In 1937 he played for three teams in the Washington system, ending in Charlotte of the Southern Association. For the year, he ran a .259 batting average and a .348 slugging percentage. In 1938 he played for Trenton before getting called up to Washington at the end of the season, where he went 3-for-4 with a pair of doubles.
He was unable to crack the Senators’ catching corps, which was headed by future Hall of Famer Rick Farrell, so he stayed in the Washington farm system for 1938 through 1940. After the 1940 season, the Brooklyn Dodgers drafted him and almost immediately included him in a package that went to the Phillies and got the Dodgers Kirby Higbie (and the 1941 pennant).
In Philadelphia, he finally had a role as a backup catcher. And for the 1942 and 1943 seasons, he had the added advantage of there being a shortage of able bodied catchers, as players were being drafted into the military during World War II.
1943 was the one season where he actually put up something resembling fulltime numbers, playing in 120 games – 84 for the Phillies, then getting traded to the Cubs, where he played another 36. He also had a slash line of 253/313/362, along with a career high 7 home runs.
He missed the 1944 season while in the Army, but received a medical discharge, returning to the Cubs for the 1945 season. Livingston was the Cubs starting catcher, as the Cubs won the pennant. Even though the Cubs did not win the World Series that year, it was no fault of Livingston, who hit .364 with 3 doubles.

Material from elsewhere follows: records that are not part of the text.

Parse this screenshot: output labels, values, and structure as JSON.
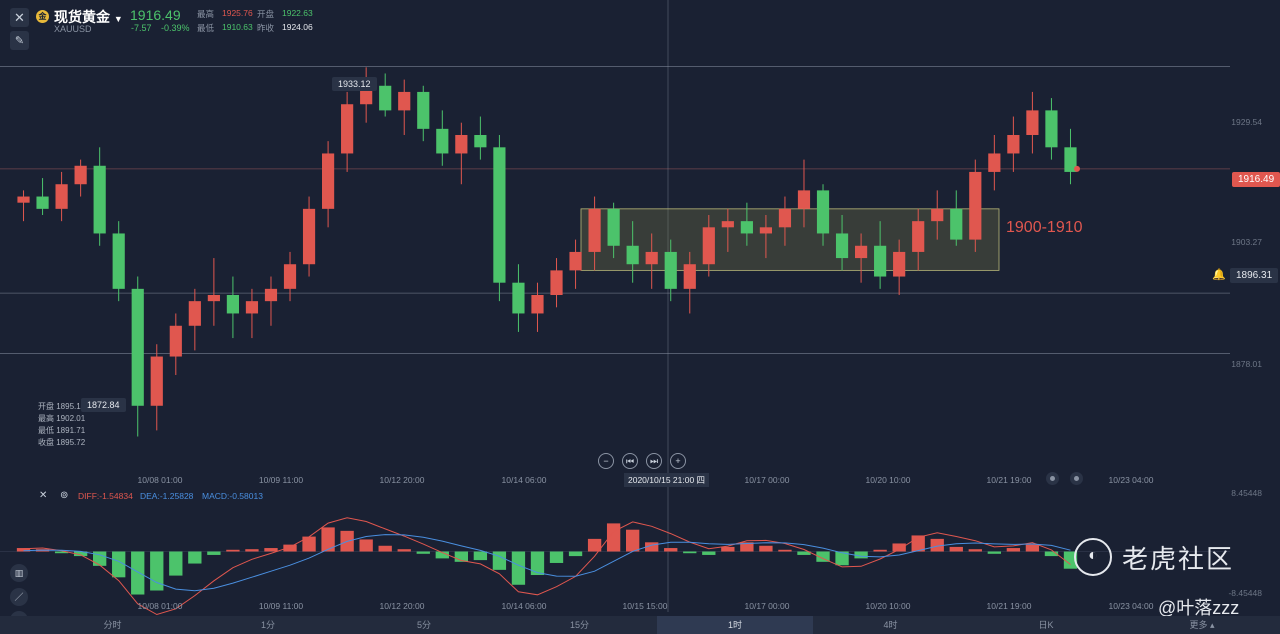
{
  "header": {
    "name": "现货黄金",
    "symbol": "XAUUSD",
    "price": "1916.49",
    "change": "-7.57",
    "change_pct": "-0.39%",
    "ohlc": {
      "high_label": "最高",
      "high": "1925.76",
      "open_label": "开盘",
      "open": "1922.63",
      "low_label": "最低",
      "low": "1910.63",
      "prev_label": "昨收",
      "prev": "1924.06"
    },
    "logo_glyph": "金"
  },
  "price_axis": {
    "labels": [
      "1929.54",
      "1903.27",
      "1878.01"
    ],
    "current_price": "1916.49",
    "alert_price": "1896.31",
    "peak_label": "1933.12",
    "low_label": "1872.84"
  },
  "annotation": {
    "range_text": "1900-1910"
  },
  "bar_info": {
    "open": "开盘 1895.1",
    "high": "最高 1902.01",
    "low": "最低 1891.71",
    "close": "收盘 1895.72"
  },
  "time_axis": {
    "labels": [
      "10/08 01:00",
      "10/09 11:00",
      "10/12 20:00",
      "10/14 06:00",
      "10/17 00:00",
      "10/20 10:00",
      "10/21 19:00",
      "10/23 04:00"
    ],
    "crosshair_label": "2020/10/15 21:00 四"
  },
  "macd_axis": {
    "labels": [
      "10/08 01:00",
      "10/09 11:00",
      "10/12 20:00",
      "10/14 06:00",
      "10/15 15:00",
      "10/17 00:00",
      "10/20 10:00",
      "10/21 19:00",
      "10/23 04:00"
    ],
    "top": "8.45448",
    "bottom": "-8.45448"
  },
  "macd": {
    "diff": "DIFF:-1.54834",
    "dea": "DEA:-1.25828",
    "macd": "MACD:-0.58013"
  },
  "timeframes": [
    "分时",
    "1分",
    "5分",
    "15分",
    "1时",
    "4时",
    "日K",
    "更多"
  ],
  "active_timeframe": "1时",
  "watermark": {
    "brand": "老虎社区",
    "author": "@叶落zzz"
  },
  "colors": {
    "up": "#e0574f",
    "down": "#4cc36b",
    "bg": "#1a2133",
    "box": "#8a8a4a"
  },
  "chart_data": {
    "type": "candlestick",
    "title": "",
    "x": [
      "10/08 01:00",
      "10/09 11:00",
      "10/12 20:00",
      "10/14 06:00",
      "10/15 15:00",
      "10/17 00:00",
      "10/20 10:00",
      "10/21 19:00",
      "10/23 04:00"
    ],
    "series": [
      {
        "values": [
          [
            1911,
            1913,
            1908,
            1912
          ],
          [
            1912,
            1915,
            1909,
            1910
          ],
          [
            1910,
            1916,
            1908,
            1914
          ],
          [
            1914,
            1918,
            1912,
            1917
          ],
          [
            1917,
            1920,
            1904,
            1906
          ],
          [
            1906,
            1908,
            1895,
            1897
          ],
          [
            1897,
            1899,
            1873,
            1878
          ],
          [
            1878,
            1888,
            1874,
            1886
          ],
          [
            1886,
            1893,
            1883,
            1891
          ],
          [
            1891,
            1897,
            1887,
            1895
          ],
          [
            1895,
            1902,
            1891,
            1896
          ],
          [
            1896,
            1899,
            1889,
            1893
          ],
          [
            1893,
            1897,
            1889,
            1895
          ],
          [
            1895,
            1899,
            1891,
            1897
          ],
          [
            1897,
            1903,
            1895,
            1901
          ],
          [
            1901,
            1912,
            1899,
            1910
          ],
          [
            1910,
            1921,
            1907,
            1919
          ],
          [
            1919,
            1929,
            1916,
            1927
          ],
          [
            1927,
            1933,
            1924,
            1930
          ],
          [
            1930,
            1932,
            1925,
            1926
          ],
          [
            1926,
            1931,
            1922,
            1929
          ],
          [
            1929,
            1930,
            1921,
            1923
          ],
          [
            1923,
            1926,
            1917,
            1919
          ],
          [
            1919,
            1924,
            1914,
            1922
          ],
          [
            1922,
            1925,
            1918,
            1920
          ],
          [
            1920,
            1922,
            1895,
            1898
          ],
          [
            1898,
            1901,
            1890,
            1893
          ],
          [
            1893,
            1898,
            1890,
            1896
          ],
          [
            1896,
            1902,
            1894,
            1900
          ],
          [
            1900,
            1905,
            1897,
            1903
          ],
          [
            1903,
            1912,
            1900,
            1910
          ],
          [
            1910,
            1911,
            1902,
            1904
          ],
          [
            1904,
            1908,
            1898,
            1901
          ],
          [
            1901,
            1906,
            1897,
            1903
          ],
          [
            1903,
            1905,
            1895,
            1897
          ],
          [
            1897,
            1903,
            1893,
            1901
          ],
          [
            1901,
            1909,
            1899,
            1907
          ],
          [
            1907,
            1910,
            1903,
            1908
          ],
          [
            1908,
            1911,
            1904,
            1906
          ],
          [
            1906,
            1909,
            1902,
            1907
          ],
          [
            1907,
            1912,
            1904,
            1910
          ],
          [
            1910,
            1918,
            1907,
            1913
          ],
          [
            1913,
            1914,
            1904,
            1906
          ],
          [
            1906,
            1909,
            1900,
            1902
          ],
          [
            1902,
            1906,
            1898,
            1904
          ],
          [
            1904,
            1908,
            1897,
            1899
          ],
          [
            1899,
            1905,
            1896,
            1903
          ],
          [
            1903,
            1910,
            1900,
            1908
          ],
          [
            1908,
            1913,
            1905,
            1910
          ],
          [
            1910,
            1913,
            1904,
            1905
          ],
          [
            1905,
            1918,
            1903,
            1916
          ],
          [
            1916,
            1922,
            1913,
            1919
          ],
          [
            1919,
            1925,
            1916,
            1922
          ],
          [
            1922,
            1929,
            1919,
            1926
          ],
          [
            1926,
            1928,
            1918,
            1920
          ],
          [
            1920,
            1923,
            1914,
            1916
          ]
        ]
      }
    ],
    "ylim": [
      1870,
      1935
    ],
    "price_lines": [
      1933.12,
      1916.49,
      1896.31,
      1886.5
    ],
    "box": {
      "x_start": "10/15 15:00",
      "x_end": "10/21 19:00",
      "y_low": 1900,
      "y_high": 1910
    },
    "macd_hist": [
      0.6,
      0.4,
      -0.3,
      -0.8,
      -2.5,
      -4.5,
      -7.5,
      -6.8,
      -4.2,
      -2.1,
      -0.6,
      0.3,
      0.4,
      0.6,
      1.2,
      2.6,
      4.2,
      3.6,
      2.1,
      1.0,
      0.4,
      -0.4,
      -1.2,
      -1.8,
      -1.5,
      -3.2,
      -5.8,
      -4.1,
      -2.0,
      -0.8,
      2.2,
      4.9,
      3.8,
      1.6,
      0.6,
      -0.3,
      -0.6,
      0.8,
      1.6,
      1.0,
      0.3,
      -0.6,
      -1.8,
      -2.4,
      -1.2,
      0.3,
      1.4,
      2.8,
      2.2,
      0.8,
      0.4,
      -0.4,
      0.6,
      1.2,
      -0.8,
      -3.0
    ],
    "ylim_macd": [
      -8.45448,
      8.45448
    ]
  }
}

The next year he lost the starting role to Clyde McCullough, and in 1947 he was sent to the New York Giants. The following year he was a Boston Brave. He then spent some time in the minors before getting called up to Brooklyn near the end of the 1951 season (during their epic collapse) to fill in for an injured Roy Campanella. His final game in a big league uniform was watching Bobby Thomson hit the “shot heard round the world” to win the pennant for the Giants.
He spent a few years after that as a player-manager, then just a manager, in the minor leagues before leaving professional baseball for good. He passed away in Houston in 1983.